Reader Jane Debrott of Hillsboro commented: Thank you for your article on the tragic loss of Betsey. I am a resident of Hillsboro, a friend of Rick and Betsey, and a member of H.E.L.P. The thing that most distresses me now, is the emphasis on Rick’s mis-naming of the color of their car. I fear that this fact will cause Rick to feel that if he had only gotten the facts right, Betsey may have been rescued before it was too late. The incident was a series of unavoidable events, out of everyone’s control, and we will never know what place the correct color of her car may have had in the outcome. It breaks my heart to think that Rick has had one more thing added to his “what ifs” concerning this incident.

Diana Tittle responded: Dear Jane, the Sun undertook this investigation at the request of a Hillsboro resident concerned about the town’s inability to mount a prompt, coordinated response to the disappearance of a neighbor. From the beginning, I shared your concern about how our findings might affect Betsy’s family and friends. After I completed my research and began writing, I weighed each detail I eventually chose to include against my desire to cause no pain and the public’s right to know about the strengths and limitations of law enforcement’s response and the public’s need to know about how to be of meaningful assistance.
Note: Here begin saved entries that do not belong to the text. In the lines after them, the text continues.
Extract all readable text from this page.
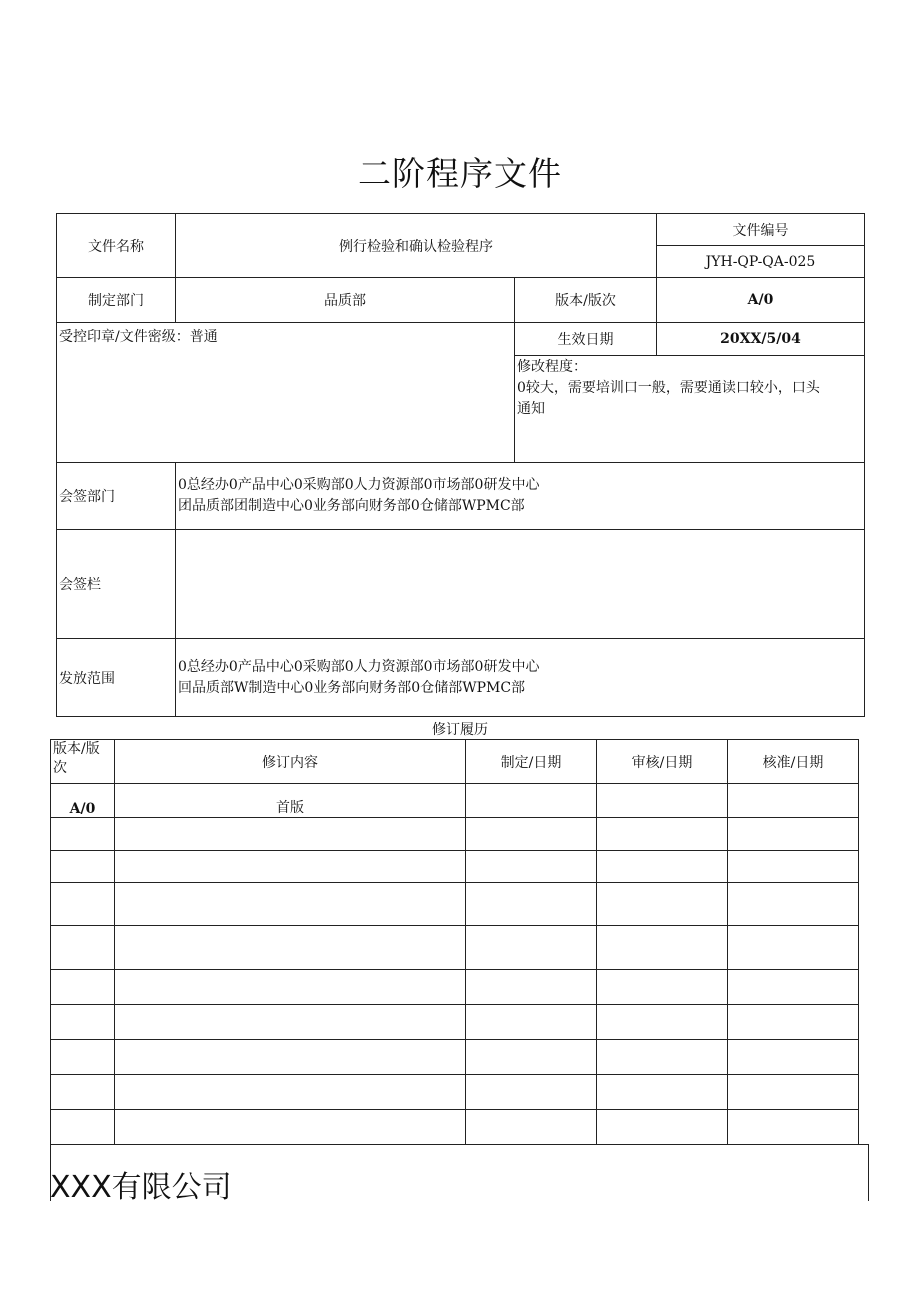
二阶程序文件
文件名称	例行检验和确认检验程序		文件编号
			JYH-QP-QA-025
制定部门	品质部	版本/版次	A/0
受控印章/文件密级：普通		生效日期	20XX/5/04

		修改程度：
0较大，需要培训口一般，需要通读口较小，口头
通知	

会签部门	0总经办0产品中心0采购部0人力资源部0市场部0研发中心
团品质部团制造中心0业务部向财务部0仓储部WPMC部		

会签栏			
发放范围	0总经办0产品中心0采购部0人力资源部0市场部0研发中心
回品质部W制造中心0业务部向财务部0仓储部WPMC部		
修订履历
版本/版次	修订内容	制定/日期	审核/日期	核准/日期
A/0	首版			

XXX有限公司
There was information I withheld about the state police investigation and the recovery. But I decided to include the issue of the car’s color because the individuals who spotted Betsy’s car emphasized how its color had been key to their identification of it as the vehicle described in Betsy’s Silver Alert. Because the misinformation was corrected within a couple of hours, I also included in this story the following editorial comment meant to put the error in perspective: “The fact that law enforcement throughout the state was on the lookout in the crucial early hours after Betsy’s disappearance for an elderly woman driving a “light blue” instead of a “silver” Accord would, in retrospect, likely not have changed the outcome of the search” [emphasis added].

I would also point to the story’s overarching conclusion about the inadvisability of assigning blame for what happened: “In this case, a perfect storm of unfortunate circumstances, many of them beyond human control, hindered the search that it would fall to Hamilton’s department to lead.”

It is my hope that any pain caused by my reporting will eventually be outweighed by its contribution to a better community understanding of what it will take in the future to mount a successful missing person’s search in rural Sierra County.